Tuesday, September 9, 2008

After reading the 2nd part of the text, I decided to throw in my two cents.
Nietzsche seems to play around with several perspectives and “truths”– including the scientific, the rational, and the aesthetic. And what I found particularly interesting in the reading is Nietzsche’s passion for and glorification of the Greeks and their aesthetic way of life.

I’m not too confident in my understanding but here is my general interpretation: Nietzsche believes that the rational man experiences constant misfortune due to his intellect and his needs. The Greeks, too, experience misfortune, but unlike the rational man, the Greeks, Nietzsche believed, accepted life with all its suffering and deception (albeit unknowingly); and in doing so, they became “overjoyed heroes,” an aesthetic existence.
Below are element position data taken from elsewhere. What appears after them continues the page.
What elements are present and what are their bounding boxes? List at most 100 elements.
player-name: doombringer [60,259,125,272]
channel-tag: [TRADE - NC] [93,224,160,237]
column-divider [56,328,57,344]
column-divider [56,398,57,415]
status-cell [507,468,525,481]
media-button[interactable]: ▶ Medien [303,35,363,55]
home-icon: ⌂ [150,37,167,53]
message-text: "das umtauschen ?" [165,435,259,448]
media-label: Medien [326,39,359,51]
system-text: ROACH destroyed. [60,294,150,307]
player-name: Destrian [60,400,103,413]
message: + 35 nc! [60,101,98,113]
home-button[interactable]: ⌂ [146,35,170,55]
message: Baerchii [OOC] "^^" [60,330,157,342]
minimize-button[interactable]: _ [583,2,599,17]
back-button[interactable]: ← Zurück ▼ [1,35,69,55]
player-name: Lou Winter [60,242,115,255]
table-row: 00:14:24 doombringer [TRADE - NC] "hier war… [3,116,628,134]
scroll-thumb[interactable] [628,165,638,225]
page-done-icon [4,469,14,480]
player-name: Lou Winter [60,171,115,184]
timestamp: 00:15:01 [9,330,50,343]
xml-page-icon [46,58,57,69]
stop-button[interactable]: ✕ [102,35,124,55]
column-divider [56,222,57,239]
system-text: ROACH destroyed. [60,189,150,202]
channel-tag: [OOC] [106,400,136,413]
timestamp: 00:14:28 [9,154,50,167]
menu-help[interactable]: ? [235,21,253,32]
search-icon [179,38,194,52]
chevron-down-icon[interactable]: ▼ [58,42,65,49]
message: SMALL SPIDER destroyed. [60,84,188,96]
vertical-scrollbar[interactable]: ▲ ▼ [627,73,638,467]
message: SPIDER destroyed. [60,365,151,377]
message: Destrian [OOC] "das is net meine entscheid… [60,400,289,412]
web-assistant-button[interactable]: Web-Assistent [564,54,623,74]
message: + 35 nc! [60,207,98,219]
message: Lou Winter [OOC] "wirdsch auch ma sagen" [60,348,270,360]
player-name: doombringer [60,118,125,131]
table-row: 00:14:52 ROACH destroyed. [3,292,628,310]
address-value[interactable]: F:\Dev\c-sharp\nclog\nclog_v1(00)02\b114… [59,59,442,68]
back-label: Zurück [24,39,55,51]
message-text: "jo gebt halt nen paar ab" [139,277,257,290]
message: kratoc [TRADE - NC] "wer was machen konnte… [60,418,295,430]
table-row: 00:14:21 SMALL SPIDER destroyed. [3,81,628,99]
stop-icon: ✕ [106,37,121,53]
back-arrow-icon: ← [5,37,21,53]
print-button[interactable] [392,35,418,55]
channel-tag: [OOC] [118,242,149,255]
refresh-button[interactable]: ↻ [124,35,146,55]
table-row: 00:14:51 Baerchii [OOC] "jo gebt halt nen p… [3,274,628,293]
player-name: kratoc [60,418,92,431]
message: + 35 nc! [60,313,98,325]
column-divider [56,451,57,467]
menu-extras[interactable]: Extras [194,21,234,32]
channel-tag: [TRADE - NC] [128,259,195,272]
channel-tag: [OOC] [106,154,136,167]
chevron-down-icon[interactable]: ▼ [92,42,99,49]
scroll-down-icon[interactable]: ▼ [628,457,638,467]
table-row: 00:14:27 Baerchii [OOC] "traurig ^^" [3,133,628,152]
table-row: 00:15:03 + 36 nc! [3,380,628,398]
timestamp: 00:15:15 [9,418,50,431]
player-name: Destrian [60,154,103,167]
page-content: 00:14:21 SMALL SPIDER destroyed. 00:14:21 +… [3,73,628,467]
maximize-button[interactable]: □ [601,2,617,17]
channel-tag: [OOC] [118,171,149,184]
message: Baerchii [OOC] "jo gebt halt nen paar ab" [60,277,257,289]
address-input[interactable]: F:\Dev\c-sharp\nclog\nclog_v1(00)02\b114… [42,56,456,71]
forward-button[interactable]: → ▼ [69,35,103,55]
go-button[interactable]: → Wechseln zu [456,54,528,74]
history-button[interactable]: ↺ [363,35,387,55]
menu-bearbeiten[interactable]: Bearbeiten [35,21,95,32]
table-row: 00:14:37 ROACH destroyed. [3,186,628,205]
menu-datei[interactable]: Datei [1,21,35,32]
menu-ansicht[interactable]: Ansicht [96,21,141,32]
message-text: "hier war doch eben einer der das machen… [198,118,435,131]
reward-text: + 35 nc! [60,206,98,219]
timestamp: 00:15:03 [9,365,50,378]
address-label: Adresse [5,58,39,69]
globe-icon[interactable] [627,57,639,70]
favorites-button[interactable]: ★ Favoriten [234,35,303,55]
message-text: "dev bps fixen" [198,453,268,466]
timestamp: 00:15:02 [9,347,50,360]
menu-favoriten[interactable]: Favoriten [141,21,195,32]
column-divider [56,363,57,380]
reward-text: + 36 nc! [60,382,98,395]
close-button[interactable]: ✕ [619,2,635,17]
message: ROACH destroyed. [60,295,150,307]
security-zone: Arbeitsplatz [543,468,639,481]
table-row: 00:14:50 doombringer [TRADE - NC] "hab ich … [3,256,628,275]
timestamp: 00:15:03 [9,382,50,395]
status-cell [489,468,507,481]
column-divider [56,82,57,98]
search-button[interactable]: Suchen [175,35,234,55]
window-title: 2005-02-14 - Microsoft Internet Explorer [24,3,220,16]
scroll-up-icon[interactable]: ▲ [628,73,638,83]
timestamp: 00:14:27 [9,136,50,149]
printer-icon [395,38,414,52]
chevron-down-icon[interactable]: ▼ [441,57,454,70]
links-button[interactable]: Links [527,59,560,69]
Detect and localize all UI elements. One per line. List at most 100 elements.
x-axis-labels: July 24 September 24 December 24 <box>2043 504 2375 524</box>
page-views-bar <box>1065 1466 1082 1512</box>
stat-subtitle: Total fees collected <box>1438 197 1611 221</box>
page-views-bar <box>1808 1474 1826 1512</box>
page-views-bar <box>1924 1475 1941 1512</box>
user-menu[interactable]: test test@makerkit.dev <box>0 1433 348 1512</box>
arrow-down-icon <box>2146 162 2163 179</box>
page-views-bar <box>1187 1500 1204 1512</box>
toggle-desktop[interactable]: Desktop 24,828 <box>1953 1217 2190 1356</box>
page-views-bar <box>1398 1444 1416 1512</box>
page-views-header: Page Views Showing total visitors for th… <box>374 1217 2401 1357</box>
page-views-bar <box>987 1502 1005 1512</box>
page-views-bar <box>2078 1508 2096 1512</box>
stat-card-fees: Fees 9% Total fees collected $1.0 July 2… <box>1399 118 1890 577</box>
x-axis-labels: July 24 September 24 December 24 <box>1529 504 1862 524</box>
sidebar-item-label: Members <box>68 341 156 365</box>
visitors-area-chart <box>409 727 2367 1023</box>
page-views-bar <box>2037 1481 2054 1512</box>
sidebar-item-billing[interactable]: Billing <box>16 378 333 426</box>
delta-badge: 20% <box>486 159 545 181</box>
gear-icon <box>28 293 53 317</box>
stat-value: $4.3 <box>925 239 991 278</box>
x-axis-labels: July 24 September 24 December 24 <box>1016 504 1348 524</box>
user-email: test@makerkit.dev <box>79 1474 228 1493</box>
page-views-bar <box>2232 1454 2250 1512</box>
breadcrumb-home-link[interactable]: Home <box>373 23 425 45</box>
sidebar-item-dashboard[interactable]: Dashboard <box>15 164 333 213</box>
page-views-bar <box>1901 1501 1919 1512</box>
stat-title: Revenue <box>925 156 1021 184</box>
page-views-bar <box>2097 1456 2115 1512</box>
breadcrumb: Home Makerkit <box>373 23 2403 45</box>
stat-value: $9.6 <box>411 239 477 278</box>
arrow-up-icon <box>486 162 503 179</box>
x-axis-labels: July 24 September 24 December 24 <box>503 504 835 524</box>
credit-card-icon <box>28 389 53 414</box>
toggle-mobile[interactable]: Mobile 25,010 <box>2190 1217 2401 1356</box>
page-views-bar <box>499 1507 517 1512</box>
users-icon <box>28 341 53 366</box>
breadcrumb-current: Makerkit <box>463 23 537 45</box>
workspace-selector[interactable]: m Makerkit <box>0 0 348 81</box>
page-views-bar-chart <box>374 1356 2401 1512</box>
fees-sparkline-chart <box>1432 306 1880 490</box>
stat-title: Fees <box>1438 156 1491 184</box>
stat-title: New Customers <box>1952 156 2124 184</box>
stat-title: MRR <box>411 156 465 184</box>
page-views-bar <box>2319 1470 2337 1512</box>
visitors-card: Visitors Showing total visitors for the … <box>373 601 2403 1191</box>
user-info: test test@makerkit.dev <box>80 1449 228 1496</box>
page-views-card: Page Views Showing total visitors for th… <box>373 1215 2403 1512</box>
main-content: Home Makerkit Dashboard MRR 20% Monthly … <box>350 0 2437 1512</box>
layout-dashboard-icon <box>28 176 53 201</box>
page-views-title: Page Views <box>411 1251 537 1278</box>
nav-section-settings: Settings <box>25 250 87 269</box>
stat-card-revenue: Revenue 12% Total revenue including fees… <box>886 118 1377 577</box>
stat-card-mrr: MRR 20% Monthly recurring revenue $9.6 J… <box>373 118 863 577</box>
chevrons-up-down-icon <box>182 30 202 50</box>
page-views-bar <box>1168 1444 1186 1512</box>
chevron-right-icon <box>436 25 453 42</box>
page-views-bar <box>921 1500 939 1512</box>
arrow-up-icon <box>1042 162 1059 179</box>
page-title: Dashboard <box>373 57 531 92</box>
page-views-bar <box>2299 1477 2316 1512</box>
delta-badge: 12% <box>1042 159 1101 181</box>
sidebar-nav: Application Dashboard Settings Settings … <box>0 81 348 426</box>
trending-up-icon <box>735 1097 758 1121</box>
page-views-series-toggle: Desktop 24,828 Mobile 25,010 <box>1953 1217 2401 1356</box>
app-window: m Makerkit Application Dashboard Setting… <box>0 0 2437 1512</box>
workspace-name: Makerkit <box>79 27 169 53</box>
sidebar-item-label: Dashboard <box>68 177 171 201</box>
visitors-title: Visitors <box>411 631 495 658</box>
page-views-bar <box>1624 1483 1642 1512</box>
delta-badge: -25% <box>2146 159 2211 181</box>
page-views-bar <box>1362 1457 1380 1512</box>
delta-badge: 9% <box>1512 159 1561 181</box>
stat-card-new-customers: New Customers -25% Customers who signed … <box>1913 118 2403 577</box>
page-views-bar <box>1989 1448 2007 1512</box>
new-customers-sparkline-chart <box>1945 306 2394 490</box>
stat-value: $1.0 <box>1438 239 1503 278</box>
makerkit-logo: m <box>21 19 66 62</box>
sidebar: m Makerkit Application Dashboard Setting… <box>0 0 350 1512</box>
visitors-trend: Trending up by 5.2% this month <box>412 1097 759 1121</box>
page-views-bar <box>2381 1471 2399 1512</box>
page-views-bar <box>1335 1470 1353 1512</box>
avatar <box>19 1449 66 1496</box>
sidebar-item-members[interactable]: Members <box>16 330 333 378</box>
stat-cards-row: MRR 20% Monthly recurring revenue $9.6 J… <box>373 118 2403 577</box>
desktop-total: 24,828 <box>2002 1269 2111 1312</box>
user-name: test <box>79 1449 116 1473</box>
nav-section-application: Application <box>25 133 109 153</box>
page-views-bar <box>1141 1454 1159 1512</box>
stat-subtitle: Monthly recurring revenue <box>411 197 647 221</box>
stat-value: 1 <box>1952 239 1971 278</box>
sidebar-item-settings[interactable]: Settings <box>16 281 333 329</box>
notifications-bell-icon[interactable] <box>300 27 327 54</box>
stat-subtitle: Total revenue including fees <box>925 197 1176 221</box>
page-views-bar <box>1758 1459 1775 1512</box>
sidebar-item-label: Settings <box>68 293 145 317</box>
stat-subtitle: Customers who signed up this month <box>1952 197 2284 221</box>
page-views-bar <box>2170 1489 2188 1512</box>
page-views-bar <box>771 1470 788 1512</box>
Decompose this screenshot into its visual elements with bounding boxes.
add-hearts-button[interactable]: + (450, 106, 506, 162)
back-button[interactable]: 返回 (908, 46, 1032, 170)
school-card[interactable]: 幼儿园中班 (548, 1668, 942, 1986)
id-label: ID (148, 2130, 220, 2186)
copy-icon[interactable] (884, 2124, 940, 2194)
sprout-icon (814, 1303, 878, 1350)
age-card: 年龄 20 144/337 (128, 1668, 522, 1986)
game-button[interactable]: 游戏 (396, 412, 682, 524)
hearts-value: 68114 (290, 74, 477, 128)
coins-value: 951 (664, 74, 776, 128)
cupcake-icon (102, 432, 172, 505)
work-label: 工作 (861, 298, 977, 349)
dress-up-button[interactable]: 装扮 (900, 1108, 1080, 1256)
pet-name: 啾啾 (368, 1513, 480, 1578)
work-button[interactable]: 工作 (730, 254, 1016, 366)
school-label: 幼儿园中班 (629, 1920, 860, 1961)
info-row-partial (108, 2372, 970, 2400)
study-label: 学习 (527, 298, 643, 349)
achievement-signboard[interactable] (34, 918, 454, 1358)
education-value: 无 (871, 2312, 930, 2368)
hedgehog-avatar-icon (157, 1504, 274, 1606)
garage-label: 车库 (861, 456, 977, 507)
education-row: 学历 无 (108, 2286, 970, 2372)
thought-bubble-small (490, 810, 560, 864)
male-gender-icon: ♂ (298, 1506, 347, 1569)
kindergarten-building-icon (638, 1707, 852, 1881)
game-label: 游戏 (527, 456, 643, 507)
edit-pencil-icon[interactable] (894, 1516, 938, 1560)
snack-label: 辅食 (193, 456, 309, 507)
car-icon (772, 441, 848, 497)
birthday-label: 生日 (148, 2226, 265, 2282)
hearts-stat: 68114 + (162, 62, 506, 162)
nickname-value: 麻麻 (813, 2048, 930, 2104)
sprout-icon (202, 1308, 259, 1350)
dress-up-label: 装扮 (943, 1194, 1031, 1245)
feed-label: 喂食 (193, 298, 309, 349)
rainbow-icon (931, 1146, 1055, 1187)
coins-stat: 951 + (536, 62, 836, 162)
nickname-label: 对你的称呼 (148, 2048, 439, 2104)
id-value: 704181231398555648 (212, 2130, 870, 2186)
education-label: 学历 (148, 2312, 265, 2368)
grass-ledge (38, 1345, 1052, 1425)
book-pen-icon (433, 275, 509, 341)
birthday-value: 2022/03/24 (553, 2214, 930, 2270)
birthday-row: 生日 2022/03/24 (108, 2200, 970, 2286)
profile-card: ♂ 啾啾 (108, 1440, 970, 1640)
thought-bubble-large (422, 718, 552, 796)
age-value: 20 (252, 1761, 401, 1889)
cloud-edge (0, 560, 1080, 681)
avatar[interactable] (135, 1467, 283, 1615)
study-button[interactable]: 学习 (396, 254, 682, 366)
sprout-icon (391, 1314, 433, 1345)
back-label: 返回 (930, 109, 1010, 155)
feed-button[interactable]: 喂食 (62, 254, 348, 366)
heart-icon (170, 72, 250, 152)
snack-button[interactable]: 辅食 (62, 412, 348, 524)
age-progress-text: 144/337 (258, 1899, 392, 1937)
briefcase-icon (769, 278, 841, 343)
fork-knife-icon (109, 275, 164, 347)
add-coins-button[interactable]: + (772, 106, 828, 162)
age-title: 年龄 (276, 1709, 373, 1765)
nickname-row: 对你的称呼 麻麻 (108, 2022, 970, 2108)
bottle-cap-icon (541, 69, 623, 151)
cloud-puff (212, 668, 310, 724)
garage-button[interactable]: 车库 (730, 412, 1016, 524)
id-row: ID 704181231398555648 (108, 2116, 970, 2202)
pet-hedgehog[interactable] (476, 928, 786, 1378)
Here, I think it is important to note how Nietzsche’s writing intensifies: how he uses exclamation marks, italics, and how he repeatedly uses the word he, as if deifying. To me, Nietzsche seems to have a more personal tone at the end; he emotes his longing for something he may believe is no longer attainable.

With that said, I don’t believe Nietzsche dislikes the human race, but rather the current state of humanity– how we are thrown about by nature, by intellect, by indigence. I think Nietzsche sees how out of touch humankind is to that aesthetic perspective, that intuition the Greeks had. And consequently, Nietzsche may be expressing his frustration ( as Zachary previously noted ) in a way which may seem to us cynical or mocking. Just a thought.